وَإِنَّكَ لَعَلَىٰ خُلُقٍ عَظِيمٍ
Dan sesungguhnya engkau (Muhammad) benar-benar berada di atas budi pekerti yang agung. (QS. Al-Qalam: 4)
Tujuan Utama Diutusnya Nabi
Selaras dengan perintah Al-Qur’an untuk menjadikan beliau Uswah Hasanah (teladan yang baik), Rasulullah SAW sendiri menjelaskan esensi dari misi kerasulan beliau. Misi utamanya bukanlah sekadar menciptakan tatanan sosial yang baru, melainkan menyempurnakan kualitas rohani dan perilaku manusia.
Sabda beliau yang terkenal menunjukkan bahwa perbaikan akhlak adalah inti dari syariat Islam:
إِنَّمَا بُعِثْتُ لِأُتَمِّمَ مَكَارِمَ الْأَخْلَاقِ
Sesungguhnya aku diutus hanyalah untuk menyempurnakan akhlak mulia. (HR. Ahmad)
Implikasi bagi Umat
Kenabian dan Kerasulan ini mengajarkan bahwa inti dari keimanan adalah praktik nyata dalam kehidupan sehari-hari, yang terwujud melalui akhlakul karimah. Meneladani Nabi Muhammad SAW berarti:
Ketaatan Total: Mengikuti sunnah beliau dalam ibadah dan muamalah (interaksi sosial).
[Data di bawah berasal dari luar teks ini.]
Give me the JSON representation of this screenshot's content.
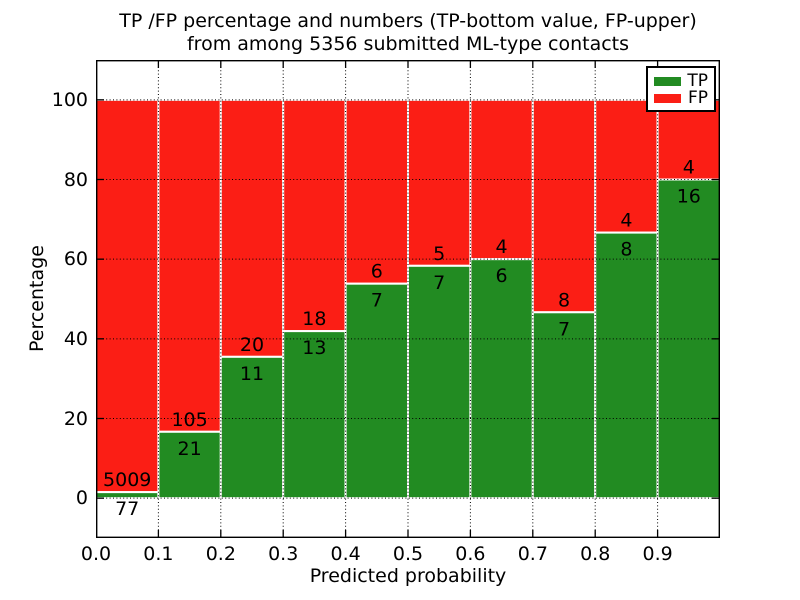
{
  "chart_data": {
    "type": "bar",
    "stacked": true,
    "normalized": "each bin scaled to 100%",
    "title_line1": "TP /FP percentage and numbers (TP-bottom value, FP-upper)",
    "title_line2": "from among 5356 submitted ML-type contacts",
    "xlabel": "Predicted probability",
    "ylabel": "Percentage",
    "bin_width": 0.1,
    "categories": [
      "0.0",
      "0.1",
      "0.2",
      "0.3",
      "0.4",
      "0.5",
      "0.6",
      "0.7",
      "0.8",
      "0.9"
    ],
    "series": [
      {
        "name": "TP",
        "color": "#228b22",
        "values": [
          77,
          21,
          11,
          13,
          7,
          7,
          6,
          7,
          8,
          16
        ]
      },
      {
        "name": "FP",
        "color": "#fb1e15",
        "values": [
          5009,
          105,
          20,
          18,
          6,
          5,
          4,
          8,
          4,
          4
        ]
      }
    ],
    "label_rule": "TP count printed below the green/red boundary, FP count printed above it",
    "xtick_labels": [
      "0.0",
      "0.1",
      "0.2",
      "0.3",
      "0.4",
      "0.5",
      "0.6",
      "0.7",
      "0.8",
      "0.9"
    ],
    "ytick_values": [
      0,
      20,
      40,
      60,
      80,
      100
    ],
    "ylim": [
      -10,
      110
    ],
    "xlim": [
      0.0,
      1.0
    ],
    "grid": "black dotted gridlines drawn above bars",
    "bar_edge_color": "#ffffff",
    "legend": {
      "position": "upper right",
      "items": [
        {
          "label": "TP",
          "color": "#228b22"
        },
        {
          "label": "FP",
          "color": "#fb1e15"
        }
      ]
    }
  }
}
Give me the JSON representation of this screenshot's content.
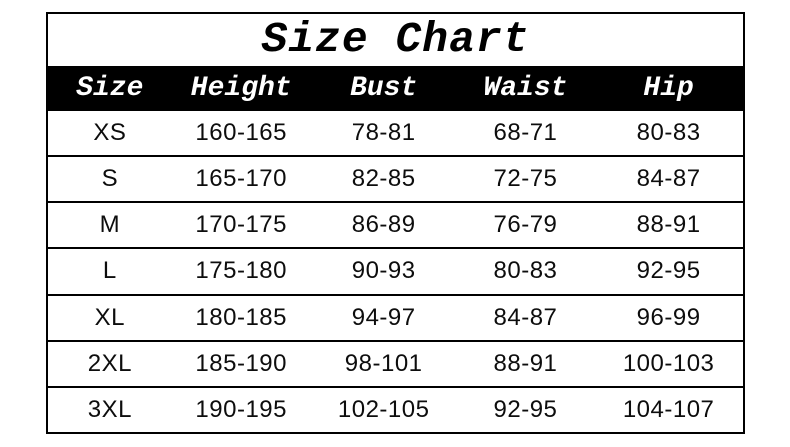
{
  "title": "Size Chart",
  "chart_data": {
    "type": "table",
    "title": "Size Chart",
    "columns": [
      "Size",
      "Height",
      "Bust",
      "Waist",
      "Hip"
    ],
    "rows": [
      [
        "XS",
        "160-165",
        "78-81",
        "68-71",
        "80-83"
      ],
      [
        "S",
        "165-170",
        "82-85",
        "72-75",
        "84-87"
      ],
      [
        "M",
        "170-175",
        "86-89",
        "76-79",
        "88-91"
      ],
      [
        "L",
        "175-180",
        "90-93",
        "80-83",
        "92-95"
      ],
      [
        "XL",
        "180-185",
        "94-97",
        "84-87",
        "96-99"
      ],
      [
        "2XL",
        "185-190",
        "98-101",
        "88-91",
        "100-103"
      ],
      [
        "3XL",
        "190-195",
        "102-105",
        "92-95",
        "104-107"
      ]
    ]
  },
  "colors": {
    "background": "#ffffff",
    "border": "#000000",
    "header_bg": "#000000",
    "header_text": "#ffffff",
    "body_text": "#0d0d0d"
  }
}
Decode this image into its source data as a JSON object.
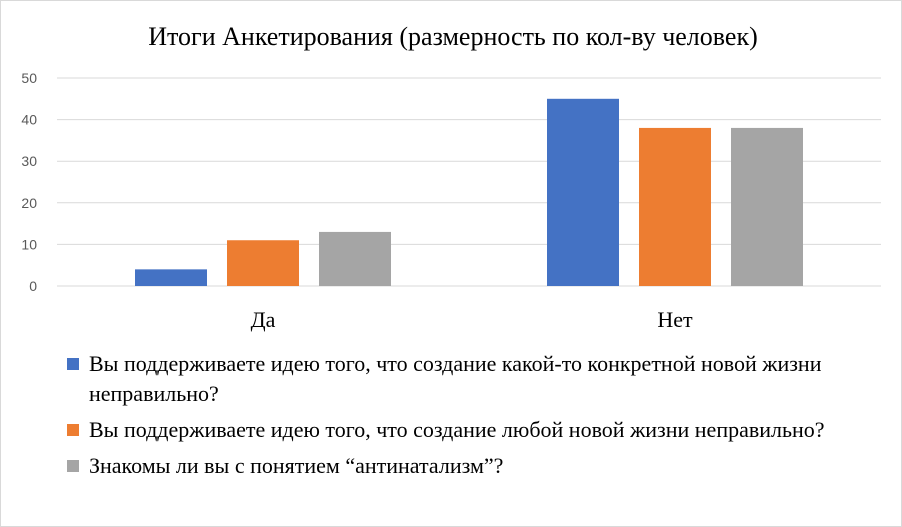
{
  "chart_data": {
    "type": "bar",
    "title": "Итоги Анкетирования (размерность по кол-ву человек)",
    "categories": [
      "Да",
      "Нет"
    ],
    "series": [
      {
        "name": "Вы поддерживаете идею того, что создание какой-то конкретной новой жизни неправильно?",
        "color": "#4472C4",
        "values": [
          4,
          45
        ]
      },
      {
        "name": "Вы поддерживаете идею того, что создание любой новой жизни неправильно?",
        "color": "#ED7D31",
        "values": [
          11,
          38
        ]
      },
      {
        "name": "Знакомы ли вы с понятием “антинатализм”?",
        "color": "#A5A5A5",
        "values": [
          13,
          38
        ]
      }
    ],
    "ylim": [
      0,
      50
    ],
    "yticks": [
      0,
      10,
      20,
      30,
      40,
      50
    ],
    "grid": true,
    "legend": "bottom"
  }
}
Integritas: Menjaga kejujuran dan amanah, sebagaimana beliau dijuluki Al-Amin (yang terpercaya).
Kasih Sayang: Bersikap lembut, pemaaf, dan penuh rahmat, sesuai dengan sifat beliau yang diutus sebagai rahmat bagi semesta alam (Rahmatan lil ‘alamin).
Keteguhan: Bersabar dan teguh pendirian dalam menghadapi cobaan, sebagaimana yang ditunjukkan beliau saat Perang Ahzab dan berbagai ujian lainnya.
Oleh karena itu, bagi setiap Muslim yang berharap rahmat Allah dan takut akan Hari Akhir, jalan yang paling lurus adalah dengan mempelajari, mencintai, dan mengamalkan setiap aspek dari akhlak mulia yang telah dicontohkan oleh Sayyidul Mursalin, Nabi Muhammad SAW.